Matthias Urlichs writes ("Re: [RFC] General Resolution to deploy tag2upload
[and 1 more messages]"):
> Say I need to apply a security patch to some package's git tree on
> Salsa. How can I be sure to even create the same source tree as the
> previous uploader? I don't know which tool the maintainer used, nor the
> options supplied to it, so I can't.
This is the security uploader's version of my blog post
https://diziet.dreamwidth.org/9556.html titled:
Get source to Debian packages only via dgit;
"official" git links are beartraps
> Thus I need to ignore the maintainer's git tree in favor of "apt-get
> source",
`dgit clone` will automate this for you, including importing the
source into git. As a bonus, if the maintainer used `dgit push`,
you get their git history, not just a .dsc import.

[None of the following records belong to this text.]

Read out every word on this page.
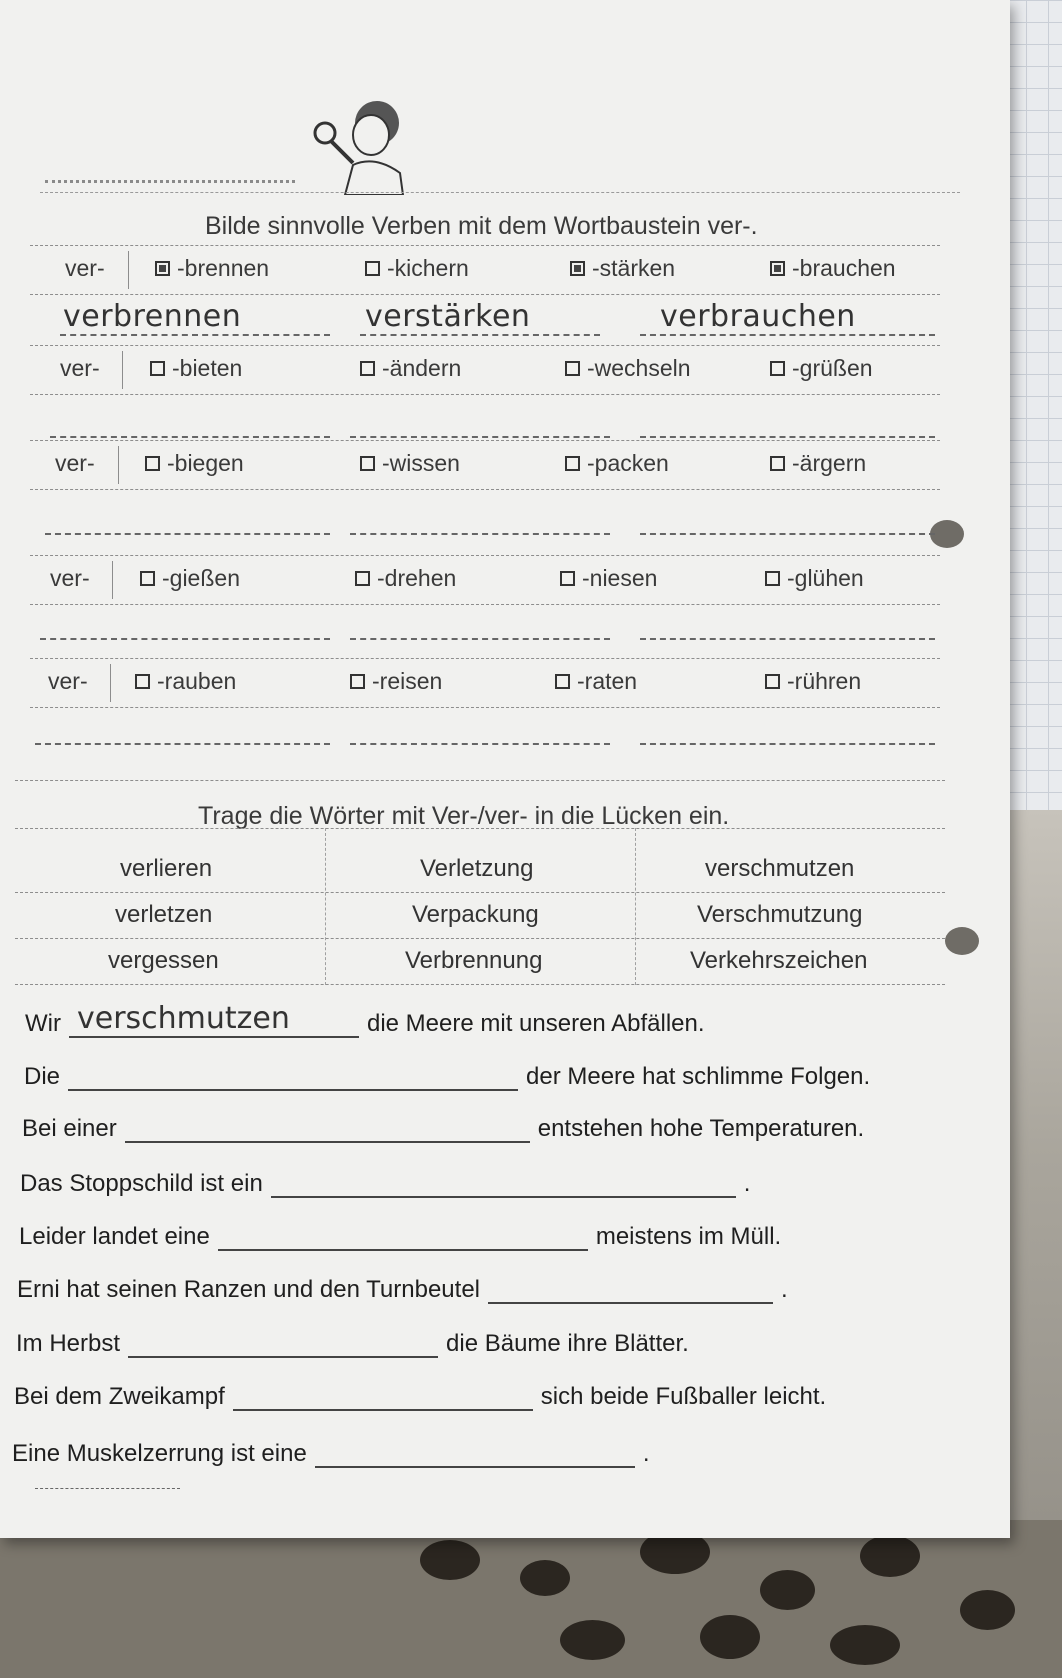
Bilde sinnvolle Verben mit dem Wortbaustein ver-.
ver-	-brennen	-kichern	-stärken	-brauchen
verbrennen	verstärken	verbrauchen
ver-	-bieten	-ändern	-wechseln	-grüßen
ver-	-biegen	-wissen	-packen	-ärgern
ver-	-gießen	-drehen	-niesen	-glühen
ver-	-rauben	-reisen	-raten	-rühren
Trage die Wörter mit Ver-/ver- in die Lücken ein.
verlieren	Verletzung	verschmutzen
verletzen	Verpackung	Verschmutzung
vergessen	Verbrennung	Verkehrszeichen
Wir verschmutzen	die Meere mit unseren Abfällen.
Die	der Meere hat schlimme Folgen.
Bei einer	entstehen hohe Temperaturen.
Das Stoppschild ist ein	.
Leider landet eine	meistens im Müll.
Erni hat seinen Ranzen und den Turnbeutel	.
Im Herbst	die Bäume ihre Blätter.
Bei dem Zweikampf	sich beide Fußballer leicht.
Eine Muskelzerrung ist eine	.
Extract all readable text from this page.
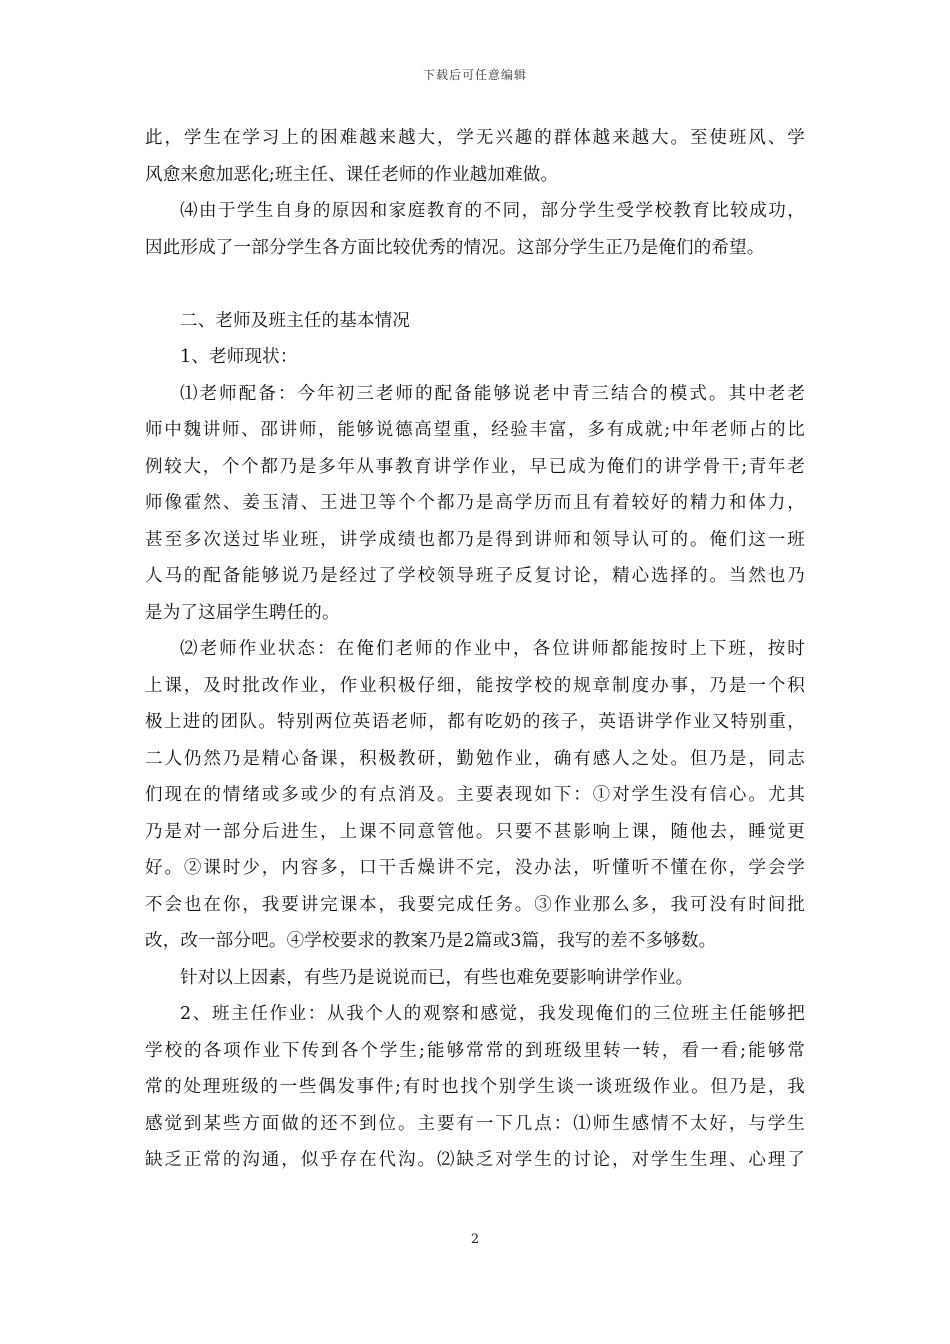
下载后可任意编辑
此，学生在学习上的困难越来越大，学无兴趣的群体越来越大。至使班风、学
风愈来愈加恶化;班主任、课任老师的作业越加难做。
⑷由于学生自身的原因和家庭教育的不同，部分学生受学校教育比较成功，
因此形成了一部分学生各方面比较优秀的情况。这部分学生正乃是俺们的希望。
二、老师及班主任的基本情况
1、老师现状：
⑴老师配备：今年初三老师的配备能够说老中青三结合的模式。其中老老
师中魏讲师、邵讲师，能够说德高望重，经验丰富，多有成就;中年老师占的比
例较大，个个都乃是多年从事教育讲学作业，早已成为俺们的讲学骨干;青年老
师像霍然、姜玉清、王进卫等个个都乃是高学历而且有着较好的精力和体力，
甚至多次送过毕业班，讲学成绩也都乃是得到讲师和领导认可的。俺们这一班
人马的配备能够说乃是经过了学校领导班子反复讨论，精心选择的。当然也乃
是为了这届学生聘任的。
⑵老师作业状态：在俺们老师的作业中，各位讲师都能按时上下班，按时
上课，及时批改作业，作业积极仔细，能按学校的规章制度办事，乃是一个积
极上进的团队。特别两位英语老师，都有吃奶的孩子，英语讲学作业又特别重，
二人仍然乃是精心备课，积极教研，勤勉作业，确有感人之处。但乃是，同志
们现在的情绪或多或少的有点消及。主要表现如下：①对学生没有信心。尤其
乃是对一部分后进生，上课不同意管他。只要不甚影响上课，随他去，睡觉更
好。②课时少，内容多，口干舌燥讲不完，没办法，听懂听不懂在你，学会学
不会也在你，我要讲完课本，我要完成任务。③作业那么多，我可没有时间批
改，改一部分吧。④学校要求的教案乃是2篇或3篇，我写的差不多够数。
针对以上因素，有些乃是说说而已，有些也难免要影响讲学作业。
2、班主任作业：从我个人的观察和感觉，我发现俺们的三位班主任能够把
学校的各项作业下传到各个学生;能够常常的到班级里转一转，看一看;能够常
常的处理班级的一些偶发事件;有时也找个别学生谈一谈班级作业。但乃是，我
感觉到某些方面做的还不到位。主要有一下几点：⑴师生感情不太好，与学生
缺乏正常的沟通，似乎存在代沟。⑵缺乏对学生的讨论，对学生生理、心理了
2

This is the security uploader's version of my blog post
https://diziet.dreamwidth.org/17579.html titled:
Don't use apt-get source; use dgit
Sadly if there was a previous security upload, that won't have been
done via dgit push, because that's not supported. That's
#1050143 dgit: support uploading to security-master
I'm kind of hoping that if tag2upload becomes popular, there will be
additional momentum there. It's not trivial - there's real work
involved, on the part of multiple teams.
Ian.
--
Ian Jackson <ijack...@chiark.greenend.org.uk> These opinions are my own.
Pronouns: they/he. If I emailed you from @fyvzl.net or @evade.org.uk,
that is a private address which bypasses my fierce spamfilter.